Destacamos esta semana en MILENIO JALISCO el balance que el lunes hizo el presidente del Supremo Tribunal de Justicia, Luis Carlos Vega Pámanes ante el Consejo de la Cámara de Comercio, sobre el plan anticorrupción que asegura empezó a aplicar con éxito el Consejo de la Judicatura desde hace más de un año.

El cese de 4 jueces y sanciones a 47 más fue el dato duro que dejó a los comerciantes organizados el titular del STJ.

Ayer cuando le pregunté sobre el tema en MILENIO RADIO añadió que ya suman 264 quejas contra otros jueces, y no pudo precisar cuántas sanciones han quedado sólo en amonestaciones y cuántas en suspensiones por seis meses contra los jueces que ya están infraccionados.

Confió además que una vez que a este esfuerzo lo acompañe el nuevo sistema de justicia basado en los juicios orales, el combate a las corruptelas en la impartición y en la administración de justicia será mucho más eficaz.

El caso es que el corte de caja de esta estrategia por tratar de recuperar la credibilidad en la figura de los jueces, ubicados también entre los funcionarios más desprestigiados ante los ciudadanos en todas las mediciones de calidad del servicio público, ha despertado otras dudas fuera y al interior mismo del Poder Judicial.

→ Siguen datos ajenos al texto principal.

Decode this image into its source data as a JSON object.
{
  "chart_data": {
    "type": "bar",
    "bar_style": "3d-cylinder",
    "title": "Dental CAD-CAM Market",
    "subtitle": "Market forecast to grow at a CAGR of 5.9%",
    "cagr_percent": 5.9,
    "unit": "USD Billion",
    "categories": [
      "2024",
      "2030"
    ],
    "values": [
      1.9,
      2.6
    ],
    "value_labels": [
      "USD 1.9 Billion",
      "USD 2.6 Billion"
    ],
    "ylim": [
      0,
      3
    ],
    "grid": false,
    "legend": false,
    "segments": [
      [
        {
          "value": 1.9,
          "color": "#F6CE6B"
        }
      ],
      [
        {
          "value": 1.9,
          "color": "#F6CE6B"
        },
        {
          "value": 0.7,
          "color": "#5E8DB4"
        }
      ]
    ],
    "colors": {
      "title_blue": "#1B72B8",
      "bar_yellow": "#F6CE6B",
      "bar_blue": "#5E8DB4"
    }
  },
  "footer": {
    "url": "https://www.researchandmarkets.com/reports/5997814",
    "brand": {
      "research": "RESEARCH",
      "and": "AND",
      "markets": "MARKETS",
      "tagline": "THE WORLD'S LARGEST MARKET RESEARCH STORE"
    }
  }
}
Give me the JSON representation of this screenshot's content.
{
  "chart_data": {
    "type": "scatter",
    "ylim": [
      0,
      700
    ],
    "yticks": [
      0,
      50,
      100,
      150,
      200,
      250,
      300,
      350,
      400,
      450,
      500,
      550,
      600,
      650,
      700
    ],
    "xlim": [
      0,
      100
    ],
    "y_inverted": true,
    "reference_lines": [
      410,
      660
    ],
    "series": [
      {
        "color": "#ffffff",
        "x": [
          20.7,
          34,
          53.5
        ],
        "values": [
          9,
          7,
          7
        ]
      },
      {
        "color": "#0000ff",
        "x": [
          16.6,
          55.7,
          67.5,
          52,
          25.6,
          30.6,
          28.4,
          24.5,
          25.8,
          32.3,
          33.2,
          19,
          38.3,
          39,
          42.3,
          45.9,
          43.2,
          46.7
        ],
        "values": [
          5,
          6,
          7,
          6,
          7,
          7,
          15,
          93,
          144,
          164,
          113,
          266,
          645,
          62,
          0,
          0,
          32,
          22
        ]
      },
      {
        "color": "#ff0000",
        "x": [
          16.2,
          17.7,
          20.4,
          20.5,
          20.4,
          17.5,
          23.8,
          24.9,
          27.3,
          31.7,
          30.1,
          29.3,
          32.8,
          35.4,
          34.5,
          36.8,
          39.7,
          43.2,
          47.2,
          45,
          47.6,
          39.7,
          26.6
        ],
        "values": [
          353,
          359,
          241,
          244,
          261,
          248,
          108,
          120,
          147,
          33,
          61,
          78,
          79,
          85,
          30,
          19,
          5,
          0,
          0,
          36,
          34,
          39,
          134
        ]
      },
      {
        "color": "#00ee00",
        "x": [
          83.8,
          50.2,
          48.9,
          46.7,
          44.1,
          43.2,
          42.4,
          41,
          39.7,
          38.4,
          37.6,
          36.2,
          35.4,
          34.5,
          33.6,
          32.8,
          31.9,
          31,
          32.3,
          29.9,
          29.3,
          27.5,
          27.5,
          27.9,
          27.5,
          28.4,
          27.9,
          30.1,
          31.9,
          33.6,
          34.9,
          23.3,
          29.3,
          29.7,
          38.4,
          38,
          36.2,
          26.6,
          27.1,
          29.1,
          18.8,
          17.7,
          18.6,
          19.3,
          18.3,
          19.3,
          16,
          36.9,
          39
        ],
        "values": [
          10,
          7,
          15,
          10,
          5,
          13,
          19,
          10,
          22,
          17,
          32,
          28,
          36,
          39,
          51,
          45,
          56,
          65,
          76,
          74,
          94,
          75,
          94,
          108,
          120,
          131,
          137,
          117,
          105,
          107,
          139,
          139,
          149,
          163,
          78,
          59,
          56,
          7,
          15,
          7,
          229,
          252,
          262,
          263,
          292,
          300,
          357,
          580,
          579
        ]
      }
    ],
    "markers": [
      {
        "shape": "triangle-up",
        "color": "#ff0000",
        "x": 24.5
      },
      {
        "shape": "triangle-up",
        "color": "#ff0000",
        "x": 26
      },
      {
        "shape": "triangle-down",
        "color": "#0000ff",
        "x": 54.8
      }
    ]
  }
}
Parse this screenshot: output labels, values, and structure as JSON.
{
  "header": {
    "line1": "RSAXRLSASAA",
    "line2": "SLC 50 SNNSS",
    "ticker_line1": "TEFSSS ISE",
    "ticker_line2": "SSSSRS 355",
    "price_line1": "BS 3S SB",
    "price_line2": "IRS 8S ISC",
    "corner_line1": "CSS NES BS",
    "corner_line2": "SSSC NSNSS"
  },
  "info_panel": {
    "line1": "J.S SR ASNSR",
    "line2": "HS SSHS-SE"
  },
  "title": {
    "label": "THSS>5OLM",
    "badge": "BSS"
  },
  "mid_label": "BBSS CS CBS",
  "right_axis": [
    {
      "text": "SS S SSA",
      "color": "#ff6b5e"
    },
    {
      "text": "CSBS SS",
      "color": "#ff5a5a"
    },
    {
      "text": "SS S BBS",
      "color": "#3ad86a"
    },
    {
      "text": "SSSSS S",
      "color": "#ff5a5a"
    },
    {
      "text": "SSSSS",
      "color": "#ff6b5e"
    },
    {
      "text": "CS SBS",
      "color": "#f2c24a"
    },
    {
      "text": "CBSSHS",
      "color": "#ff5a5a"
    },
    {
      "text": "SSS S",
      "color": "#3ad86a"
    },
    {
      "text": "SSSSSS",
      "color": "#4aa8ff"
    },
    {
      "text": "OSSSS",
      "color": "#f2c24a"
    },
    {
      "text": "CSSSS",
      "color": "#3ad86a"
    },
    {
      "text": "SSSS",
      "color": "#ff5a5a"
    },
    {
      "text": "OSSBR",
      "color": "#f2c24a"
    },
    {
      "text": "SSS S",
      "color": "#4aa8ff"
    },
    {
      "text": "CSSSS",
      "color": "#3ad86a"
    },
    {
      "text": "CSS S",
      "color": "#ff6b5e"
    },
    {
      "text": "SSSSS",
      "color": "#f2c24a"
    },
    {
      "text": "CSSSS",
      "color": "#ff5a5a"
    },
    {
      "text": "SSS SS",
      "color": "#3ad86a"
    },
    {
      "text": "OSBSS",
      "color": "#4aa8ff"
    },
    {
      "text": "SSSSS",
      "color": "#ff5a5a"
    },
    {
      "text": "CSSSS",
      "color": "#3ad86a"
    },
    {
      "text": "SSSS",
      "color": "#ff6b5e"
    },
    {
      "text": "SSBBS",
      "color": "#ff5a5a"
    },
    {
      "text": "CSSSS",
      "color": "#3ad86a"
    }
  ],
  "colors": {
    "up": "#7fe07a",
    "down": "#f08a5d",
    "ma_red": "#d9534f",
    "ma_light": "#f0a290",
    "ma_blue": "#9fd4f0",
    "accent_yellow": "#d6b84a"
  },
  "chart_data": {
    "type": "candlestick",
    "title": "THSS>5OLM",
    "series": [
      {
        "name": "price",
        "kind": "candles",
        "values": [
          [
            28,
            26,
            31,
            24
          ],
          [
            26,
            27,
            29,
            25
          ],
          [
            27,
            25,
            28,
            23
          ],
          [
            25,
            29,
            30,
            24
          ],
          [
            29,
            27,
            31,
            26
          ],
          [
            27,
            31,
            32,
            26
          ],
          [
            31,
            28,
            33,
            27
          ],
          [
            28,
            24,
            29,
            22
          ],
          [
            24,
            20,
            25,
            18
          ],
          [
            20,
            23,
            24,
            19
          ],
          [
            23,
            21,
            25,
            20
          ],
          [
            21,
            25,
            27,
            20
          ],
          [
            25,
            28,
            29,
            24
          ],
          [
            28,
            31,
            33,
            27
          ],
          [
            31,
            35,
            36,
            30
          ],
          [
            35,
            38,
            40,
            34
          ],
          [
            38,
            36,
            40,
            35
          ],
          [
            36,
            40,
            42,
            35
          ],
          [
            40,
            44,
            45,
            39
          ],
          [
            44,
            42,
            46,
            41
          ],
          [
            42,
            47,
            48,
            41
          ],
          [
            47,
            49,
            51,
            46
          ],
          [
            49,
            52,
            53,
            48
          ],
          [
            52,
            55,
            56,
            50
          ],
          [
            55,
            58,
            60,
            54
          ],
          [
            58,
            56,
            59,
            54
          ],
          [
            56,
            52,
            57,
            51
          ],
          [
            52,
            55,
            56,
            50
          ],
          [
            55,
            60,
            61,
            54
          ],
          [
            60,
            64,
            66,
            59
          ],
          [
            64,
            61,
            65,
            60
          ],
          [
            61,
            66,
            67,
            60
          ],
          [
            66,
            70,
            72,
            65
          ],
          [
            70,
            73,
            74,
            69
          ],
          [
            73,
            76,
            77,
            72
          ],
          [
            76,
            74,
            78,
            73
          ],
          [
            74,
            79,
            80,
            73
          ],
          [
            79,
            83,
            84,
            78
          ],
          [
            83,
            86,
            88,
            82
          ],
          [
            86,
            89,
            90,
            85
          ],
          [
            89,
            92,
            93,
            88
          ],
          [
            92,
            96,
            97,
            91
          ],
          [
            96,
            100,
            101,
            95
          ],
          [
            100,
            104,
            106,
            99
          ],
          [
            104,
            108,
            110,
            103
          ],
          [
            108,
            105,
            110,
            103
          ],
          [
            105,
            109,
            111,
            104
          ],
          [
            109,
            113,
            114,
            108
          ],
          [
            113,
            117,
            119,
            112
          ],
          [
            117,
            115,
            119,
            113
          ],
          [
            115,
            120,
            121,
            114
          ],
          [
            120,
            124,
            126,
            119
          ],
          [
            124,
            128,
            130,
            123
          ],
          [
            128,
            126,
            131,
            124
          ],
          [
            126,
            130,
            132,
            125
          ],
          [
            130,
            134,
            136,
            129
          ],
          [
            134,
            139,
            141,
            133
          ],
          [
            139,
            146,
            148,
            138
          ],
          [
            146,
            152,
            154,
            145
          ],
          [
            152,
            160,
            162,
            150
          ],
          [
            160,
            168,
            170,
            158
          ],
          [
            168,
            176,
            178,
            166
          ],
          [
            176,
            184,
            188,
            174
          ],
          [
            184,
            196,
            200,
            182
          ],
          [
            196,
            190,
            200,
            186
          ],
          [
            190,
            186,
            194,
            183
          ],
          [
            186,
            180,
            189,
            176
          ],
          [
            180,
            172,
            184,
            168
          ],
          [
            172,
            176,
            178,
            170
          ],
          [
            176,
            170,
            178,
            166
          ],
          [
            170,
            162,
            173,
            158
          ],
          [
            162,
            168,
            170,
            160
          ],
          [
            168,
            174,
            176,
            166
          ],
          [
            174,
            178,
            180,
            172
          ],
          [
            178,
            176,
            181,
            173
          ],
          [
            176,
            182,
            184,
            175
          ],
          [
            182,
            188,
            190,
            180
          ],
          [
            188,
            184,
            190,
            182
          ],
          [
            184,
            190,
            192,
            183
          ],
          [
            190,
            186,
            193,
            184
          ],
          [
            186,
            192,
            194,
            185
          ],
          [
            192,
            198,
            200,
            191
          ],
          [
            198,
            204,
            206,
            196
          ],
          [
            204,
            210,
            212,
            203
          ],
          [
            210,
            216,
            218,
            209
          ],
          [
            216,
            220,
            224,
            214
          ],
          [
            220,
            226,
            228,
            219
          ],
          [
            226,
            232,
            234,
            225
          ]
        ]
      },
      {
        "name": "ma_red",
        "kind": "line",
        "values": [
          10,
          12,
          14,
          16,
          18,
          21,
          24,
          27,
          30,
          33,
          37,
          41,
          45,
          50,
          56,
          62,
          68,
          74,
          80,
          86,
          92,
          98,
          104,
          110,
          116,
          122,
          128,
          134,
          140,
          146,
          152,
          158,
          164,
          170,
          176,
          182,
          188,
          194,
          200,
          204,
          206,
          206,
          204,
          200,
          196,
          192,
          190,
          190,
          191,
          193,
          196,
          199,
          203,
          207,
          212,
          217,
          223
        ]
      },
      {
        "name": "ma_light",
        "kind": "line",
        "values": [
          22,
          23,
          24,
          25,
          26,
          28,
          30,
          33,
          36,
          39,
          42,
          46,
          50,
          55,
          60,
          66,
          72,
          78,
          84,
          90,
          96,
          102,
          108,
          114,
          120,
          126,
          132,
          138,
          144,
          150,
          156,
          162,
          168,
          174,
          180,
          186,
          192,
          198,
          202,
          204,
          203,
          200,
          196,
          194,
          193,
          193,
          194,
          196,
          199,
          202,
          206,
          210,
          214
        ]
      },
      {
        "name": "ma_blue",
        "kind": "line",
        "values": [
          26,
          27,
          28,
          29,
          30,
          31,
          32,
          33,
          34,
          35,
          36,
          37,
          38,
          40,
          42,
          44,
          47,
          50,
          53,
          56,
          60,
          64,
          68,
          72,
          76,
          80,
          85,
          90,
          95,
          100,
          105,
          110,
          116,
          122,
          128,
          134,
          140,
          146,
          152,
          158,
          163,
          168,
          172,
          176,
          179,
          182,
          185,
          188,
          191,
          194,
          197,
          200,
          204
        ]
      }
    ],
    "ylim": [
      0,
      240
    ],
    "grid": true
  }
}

Ayer, por ejemplo, el secretario de seguridad ciudadana de Lagos de Moreno, Juan Carlos Rodríguez, se dijo sorprendido por la destitución del juez en ese municipio, ya que aseguró, nunca supo de una “mala actuación” del juez.

A la voz de ese funcionario policial, se unieron las de otros jueces que por dudas similares exigen mayor transparencia en el proceso de acusación ya que no se sabe si las investigaciones y las eventuales sanciones parten de alguno de los actores de los litigios, es decir, abogados de los acusados o acusadores, o son de oficio y a iniciativa de los integrantes del Consejo de la Judicatura.

Temen que esta discrecionalidad, se preste más que combatir la innegable corrupción que se da en muchos de los juzgados, se esté actuando con una lógica revanchista, y orientada por la protección a listas de protegidos y combate a los incómodos para los consejeros o algunos magistrados.

Para disipar las versiones de estas argucias y consolidar el plan anticorrupción con el que Vega Pámanes dice estar plenamente satisfecho, vendría bien transparentar cada uno de los expedientes y ponerlos a disposición de los interesados, pero sobre todo de los acusados.

Más aún cuando el propio titular del STJ reconoce que muchos de los jueces a los que se les ha acusado de malas prácticas han acudido ya a otras instancias para solicitar amparos e iniciar litigios laborales en busca de su reinstalación.

Combatir la impunidad y la corrupción en el Poder Judicial, es sin duda plausible, pero será contraproducente para todos como comunidad que el intento se desvirtúe y proteja a los que se quiere expulsar.